The discussion will come only days after 14 Syrian men legally entered the United States through Dallas/Fort Worth International Airport to attend a flight school at Fort Worth, according to the Immigration and Naturalization Service.
Syria is one of seven nations considered terrorist-supporting states by the U.S. State Department.
The Syrians, who entered the United States on M-1 visas for vocational education, were checked out by the State Department and were not on any "watch lists," according to the INS. Their entry Sunday and Monday was completely legal, the INS said.
Although four of the 19 suicide hijackers involved in the Sept. 11 terrorist attacks had reportedly attended U.S. flight schools, none of the rules used to screen foreign applicants for U.S. flight schools have been changed.
Talks, however, have been under way in Congress.
In late September, Feinstein proposed a temporary 6-month moratorium on the student visa program to give the INS and educational institutions time to sort out problems with the student visa applications and tracking foreign students once they enter the United States. She later withdrew the proposal when the parties agreed to work on the problems voluntarily.
Next week, Feinstein will propose legislation to fund an electronic database to track foreign students, including requirements that they designate a specific school and that the school notify the INS if the student doesn't show up, according to spokesman Howard Gantman.

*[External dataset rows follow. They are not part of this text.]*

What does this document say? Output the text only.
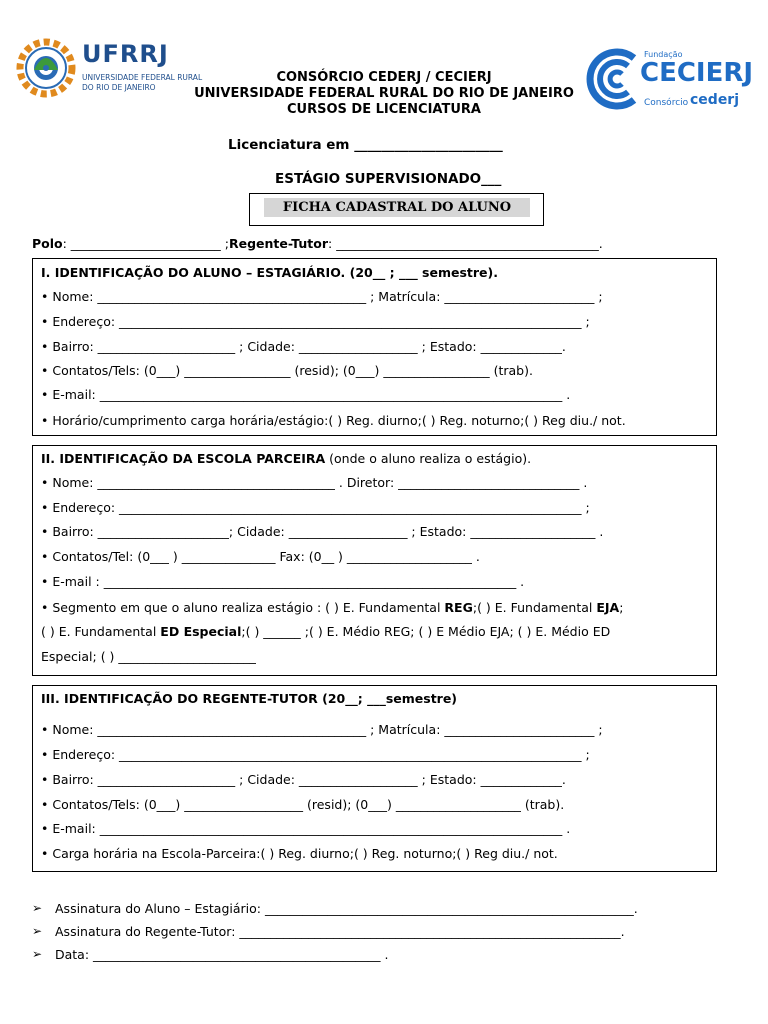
UFRRJ
UNIVERSIDADE FEDERAL RURAL
DO RIO DE JANEIRO
Fundação
CECIERJ
Consórcio cederj
CONSÓRCIO CEDERJ / CECIERJ
UNIVERSIDADE FEDERAL RURAL DO RIO DE JANEIRO
CURSOS DE LICENCIATURA
Licenciatura em ______________________
ESTÁGIO SUPERVISIONADO___
FICHA CADASTRAL DO ALUNO
Polo: ________________________ ;Regente-Tutor: __________________________________________.
I. IDENTIFICAÇÃO DO ALUNO – ESTAGIÁRIO. (20__ ; ___ semestre).
• Nome: ___________________________________________ ; Matrícula: ________________________ ;
• Endereço: __________________________________________________________________________ ;
• Bairro: ______________________ ; Cidade: ___________________ ; Estado: _____________.
• Contatos/Tels: (0___) _________________ (resid); (0___) _________________ (trab).
• E-mail: __________________________________________________________________________ .
• Horário/cumprimento carga horária/estágio:( ) Reg. diurno;( ) Reg. noturno;( ) Reg diu./ not.
II. IDENTIFICAÇÃO DA ESCOLA PARCEIRA (onde o aluno realiza o estágio).
• Nome: ______________________________________ . Diretor: _____________________________ .
• Endereço: __________________________________________________________________________ ;
• Bairro: _____________________; Cidade: ___________________ ; Estado: ____________________ .
• Contatos/Tel: (0___ ) _______________ Fax: (0__ ) ____________________ .
• E-mail : __________________________________________________________________ .
• Segmento em que o aluno realiza estágio : ( ) E. Fundamental REG;( ) E. Fundamental EJA;
( ) E. Fundamental ED Especial;( ) ______ ;( ) E. Médio REG; ( ) E Médio EJA; ( ) E. Médio ED
Especial; ( ) ______________________
III. IDENTIFICAÇÃO DO REGENTE-TUTOR (20__; ___semestre)
• Nome: ___________________________________________ ; Matrícula: ________________________ ;
• Endereço: __________________________________________________________________________ ;
• Bairro: ______________________ ; Cidade: ___________________ ; Estado: _____________.
• Contatos/Tels: (0___) ___________________ (resid); (0___) ____________________ (trab).
• E-mail: __________________________________________________________________________ .
• Carga horária na Escola-Parceira:( ) Reg. diurno;( ) Reg. noturno;( ) Reg diu./ not.
➢ Assinatura do Aluno – Estagiário: ___________________________________________________________.
➢ Assinatura do Regente-Tutor: _____________________________________________________________.
➢ Data: ______________________________________________ .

"One of the issues we are exploring and will finalize in legislation probably next week is the issue of whether or not to grant student visas to people who come from states that are designated at terrorist-supporting states," he said in a phone interview.
A State Department official said there is currently no prohibition against issuing visas to flight-school students from the Middle East as long as they meet all visa requirements.
One of the suicide pilots of American Airlines Flight 77, which crashed into the Pentagon, had enrolled at an Oakland, Calif., college in November 2000 but never showed up. Investigators are also examining whether three of the hijackers attended a San Diego community college.
Officials estimate that 245,000 foreign students have entered the United States this year to pursue studies. Between 1999 and 2000, the State Department issued 3,370 visas to students from nations on the department's terrorism watch list.
In 1996, Congress enacted a law to require the INS to electronically collect data on all foreign students by 2003, but the system has not been set up. Without this data, the INS cannot share information with the State Department, which issues the visas, or any other agency.
On Oct. 11, the Justice Department said that 13 of the 19 hijackers had entered the United States legally with valid visas. Of the 13, three of the hijackers had remained in the United States after their visas had expired. The INS had no information on six of the hijackers.